東京に来てから約35年、ついにあの名店の暖簾をくぐった。六本木交差点のそばにある「おつな寿司」である。撮影のときのお弁当や花見のお弁当などで何度か食べたことがあるが、お店で食べたのは、生まれて初めてだった。

 

注文したのは「助六」。いなり寿司と太巻きがいっしょに食べられる、歌舞伎見物用の弁当から生まれたメニューである。さらに穴子の押し寿司を注文した。アルコールを飲まないクリネタの社長・安藤さんと一緒だったので、あたたかい日本茶をいただきながら、最後の打ち合わせをした。柚の香りに大人を感じる裏返しのおいなりさんは、折りに入っているものよりジューシーで、とても満足できる味だった。

別に治そうとは思っていないが、僕は56歳になっても、子供舌が治らない。大人になったらいつかハンバーグやオムライスやとんかつやカレーライスが飽きると思っていたが、今も変わらず食べつづけているし、くさい鮒ずしや苦い鮎の内臓が分かる大人の舌にはなかなかならない。わさびに唐辛子、にんじんやパクチーやみつばなどが食べられるようになったことは確かだが、子供の頃苦手だった食べ物が大人になって突然好きになったりすることはあまりない。
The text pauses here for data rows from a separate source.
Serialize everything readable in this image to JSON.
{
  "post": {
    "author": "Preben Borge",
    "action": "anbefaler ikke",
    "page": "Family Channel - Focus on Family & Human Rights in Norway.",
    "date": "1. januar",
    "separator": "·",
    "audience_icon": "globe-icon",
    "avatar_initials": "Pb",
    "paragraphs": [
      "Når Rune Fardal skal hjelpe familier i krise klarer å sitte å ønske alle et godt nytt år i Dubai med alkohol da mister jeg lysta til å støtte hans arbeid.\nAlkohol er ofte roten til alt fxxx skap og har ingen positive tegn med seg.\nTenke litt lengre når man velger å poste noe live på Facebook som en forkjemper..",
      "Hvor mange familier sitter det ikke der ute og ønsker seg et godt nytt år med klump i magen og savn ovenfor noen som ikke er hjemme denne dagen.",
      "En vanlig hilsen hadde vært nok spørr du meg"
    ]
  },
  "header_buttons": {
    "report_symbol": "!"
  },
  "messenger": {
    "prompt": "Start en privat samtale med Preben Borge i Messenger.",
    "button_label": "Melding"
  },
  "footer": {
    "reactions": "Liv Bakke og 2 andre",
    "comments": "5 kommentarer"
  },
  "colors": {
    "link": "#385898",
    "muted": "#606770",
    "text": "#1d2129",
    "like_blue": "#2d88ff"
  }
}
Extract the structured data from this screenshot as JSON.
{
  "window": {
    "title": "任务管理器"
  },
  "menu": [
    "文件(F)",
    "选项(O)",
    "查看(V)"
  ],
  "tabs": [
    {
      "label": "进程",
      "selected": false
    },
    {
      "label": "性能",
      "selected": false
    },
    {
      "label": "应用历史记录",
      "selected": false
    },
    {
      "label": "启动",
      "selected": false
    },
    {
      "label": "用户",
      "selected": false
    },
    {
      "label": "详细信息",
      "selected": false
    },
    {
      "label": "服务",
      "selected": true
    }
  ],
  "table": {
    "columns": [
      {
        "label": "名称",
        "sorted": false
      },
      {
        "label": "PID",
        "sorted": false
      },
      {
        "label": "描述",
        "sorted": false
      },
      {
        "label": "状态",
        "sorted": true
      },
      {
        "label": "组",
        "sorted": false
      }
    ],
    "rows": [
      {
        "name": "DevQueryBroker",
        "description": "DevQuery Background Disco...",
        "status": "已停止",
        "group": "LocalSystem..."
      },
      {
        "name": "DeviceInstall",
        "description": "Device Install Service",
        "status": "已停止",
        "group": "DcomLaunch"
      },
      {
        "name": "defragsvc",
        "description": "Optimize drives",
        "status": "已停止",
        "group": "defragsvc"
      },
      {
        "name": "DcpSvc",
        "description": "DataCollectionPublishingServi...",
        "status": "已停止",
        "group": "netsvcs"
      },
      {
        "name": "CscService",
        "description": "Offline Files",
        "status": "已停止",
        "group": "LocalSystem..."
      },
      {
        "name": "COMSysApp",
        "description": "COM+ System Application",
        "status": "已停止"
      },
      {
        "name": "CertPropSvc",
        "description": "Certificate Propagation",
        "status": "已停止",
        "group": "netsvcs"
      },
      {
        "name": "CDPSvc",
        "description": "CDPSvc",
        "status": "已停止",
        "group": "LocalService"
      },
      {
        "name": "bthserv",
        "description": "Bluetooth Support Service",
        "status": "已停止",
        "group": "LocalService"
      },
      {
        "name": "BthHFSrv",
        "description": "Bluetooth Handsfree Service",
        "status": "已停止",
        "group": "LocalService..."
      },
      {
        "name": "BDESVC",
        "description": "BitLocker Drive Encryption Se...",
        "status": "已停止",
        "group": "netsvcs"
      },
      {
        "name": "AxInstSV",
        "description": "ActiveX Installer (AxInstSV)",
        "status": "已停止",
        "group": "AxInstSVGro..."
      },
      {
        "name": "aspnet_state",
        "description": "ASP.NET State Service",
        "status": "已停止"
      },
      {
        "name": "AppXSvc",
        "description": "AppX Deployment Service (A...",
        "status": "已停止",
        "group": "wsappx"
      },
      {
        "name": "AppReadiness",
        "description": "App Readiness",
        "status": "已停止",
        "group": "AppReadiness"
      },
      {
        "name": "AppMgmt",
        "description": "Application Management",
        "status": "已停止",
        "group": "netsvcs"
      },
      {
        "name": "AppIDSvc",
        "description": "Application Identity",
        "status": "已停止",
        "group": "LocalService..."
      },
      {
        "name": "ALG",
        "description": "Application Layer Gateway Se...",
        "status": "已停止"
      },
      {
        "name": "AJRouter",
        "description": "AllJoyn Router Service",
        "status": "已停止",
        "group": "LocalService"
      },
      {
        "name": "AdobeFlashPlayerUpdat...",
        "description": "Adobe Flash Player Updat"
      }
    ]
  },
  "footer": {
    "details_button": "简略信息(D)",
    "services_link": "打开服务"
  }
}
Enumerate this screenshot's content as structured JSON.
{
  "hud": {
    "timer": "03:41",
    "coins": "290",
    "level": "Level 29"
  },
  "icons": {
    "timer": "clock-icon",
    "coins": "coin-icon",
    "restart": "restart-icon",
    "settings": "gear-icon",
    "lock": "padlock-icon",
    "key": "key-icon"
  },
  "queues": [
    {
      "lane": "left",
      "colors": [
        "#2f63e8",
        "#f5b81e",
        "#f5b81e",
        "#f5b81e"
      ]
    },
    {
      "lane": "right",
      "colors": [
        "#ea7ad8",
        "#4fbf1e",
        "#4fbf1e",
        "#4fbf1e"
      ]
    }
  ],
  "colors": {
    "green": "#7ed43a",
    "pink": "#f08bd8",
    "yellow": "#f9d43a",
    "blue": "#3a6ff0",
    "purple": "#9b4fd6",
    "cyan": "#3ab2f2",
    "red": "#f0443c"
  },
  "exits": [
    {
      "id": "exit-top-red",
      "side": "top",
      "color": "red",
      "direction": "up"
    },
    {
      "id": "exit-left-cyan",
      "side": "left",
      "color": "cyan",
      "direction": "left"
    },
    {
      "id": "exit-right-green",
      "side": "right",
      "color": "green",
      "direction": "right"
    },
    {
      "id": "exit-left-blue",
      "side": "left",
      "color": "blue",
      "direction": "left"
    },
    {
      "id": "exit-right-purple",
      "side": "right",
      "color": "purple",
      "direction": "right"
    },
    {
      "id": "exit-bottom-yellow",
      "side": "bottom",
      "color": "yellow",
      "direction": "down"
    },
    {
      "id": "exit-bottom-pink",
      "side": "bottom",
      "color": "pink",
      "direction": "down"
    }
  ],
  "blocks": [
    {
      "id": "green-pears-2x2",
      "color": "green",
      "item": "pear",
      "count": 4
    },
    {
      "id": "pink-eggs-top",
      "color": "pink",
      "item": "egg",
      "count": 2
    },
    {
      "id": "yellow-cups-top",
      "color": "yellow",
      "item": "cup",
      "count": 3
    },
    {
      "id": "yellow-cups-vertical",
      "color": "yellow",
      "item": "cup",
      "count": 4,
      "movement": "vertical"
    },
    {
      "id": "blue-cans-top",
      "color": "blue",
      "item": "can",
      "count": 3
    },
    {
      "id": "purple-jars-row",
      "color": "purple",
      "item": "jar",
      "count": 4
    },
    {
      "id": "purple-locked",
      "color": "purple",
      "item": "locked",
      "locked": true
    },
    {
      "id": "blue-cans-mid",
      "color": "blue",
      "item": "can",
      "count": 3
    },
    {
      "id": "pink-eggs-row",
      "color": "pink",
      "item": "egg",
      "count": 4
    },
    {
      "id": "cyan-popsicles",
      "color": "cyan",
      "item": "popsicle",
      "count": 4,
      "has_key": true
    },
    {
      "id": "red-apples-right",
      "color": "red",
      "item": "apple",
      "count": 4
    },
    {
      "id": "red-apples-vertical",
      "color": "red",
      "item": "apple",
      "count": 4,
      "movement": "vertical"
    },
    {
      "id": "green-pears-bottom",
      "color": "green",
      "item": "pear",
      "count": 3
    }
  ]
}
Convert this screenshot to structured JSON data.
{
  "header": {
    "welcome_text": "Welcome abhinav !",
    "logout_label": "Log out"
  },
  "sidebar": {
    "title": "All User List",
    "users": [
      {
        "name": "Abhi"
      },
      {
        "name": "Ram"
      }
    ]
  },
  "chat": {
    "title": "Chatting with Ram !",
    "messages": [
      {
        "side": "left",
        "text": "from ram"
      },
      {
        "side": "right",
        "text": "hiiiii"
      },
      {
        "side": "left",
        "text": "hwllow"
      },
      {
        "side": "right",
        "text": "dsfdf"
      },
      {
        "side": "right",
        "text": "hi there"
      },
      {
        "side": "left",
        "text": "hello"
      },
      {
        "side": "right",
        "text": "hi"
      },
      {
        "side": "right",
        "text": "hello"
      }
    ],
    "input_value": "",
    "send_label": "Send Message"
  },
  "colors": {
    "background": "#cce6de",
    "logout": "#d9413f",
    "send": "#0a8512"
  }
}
先輩や友人と江戸前の鮨屋に行くことは多くなったが、自分の心に素直になって食べたいものは何かと問うと、大トロやウニやヒラメの縁側ではなく、タコ、イカ、太巻きであったりする。いちばん高いネタで、醤油を付けてあぶった平貝を海苔で巻いた磯辺焼き、どういうわけか赤貝のヒモだけは食感がコリコリしておいしく食べられる。なんとも安上がりな舌である。しめサバや昆布じめのヒラメ、ボイルした車エビなど一仕事したネタもおいしいと思うが、包丁で切っただけの生ものばかりを食べつづけるのは好きではない。だからほとんどの江戸前の店ではかんぴょう巻きやご飯を少なめにした太巻きで、シメることが多い。

旅先の旅館で活き造りの刺身盛り合わせが出てくると、どんなに新鮮でも気が滅入ってしまう。頼むから煮たり焼いたり蒸したものをテーブルに出してくれよ料理人!と思ってしまう。僕の舌は、幼稚園の遠足や運動会の頃と味覚が何も変わらない、ということになる。

というわけで、接待などで僕を東京で最高にもてなしてもらえるお鮨屋さんは、「すきやばし次郎」でも最近評判の「あら輝」でもなく、「おつな寿司」ということになる。値段にして前者は30000円~50000円で、後者は高くても3000円。なんだか、とても損な年のとり方をしている気がする。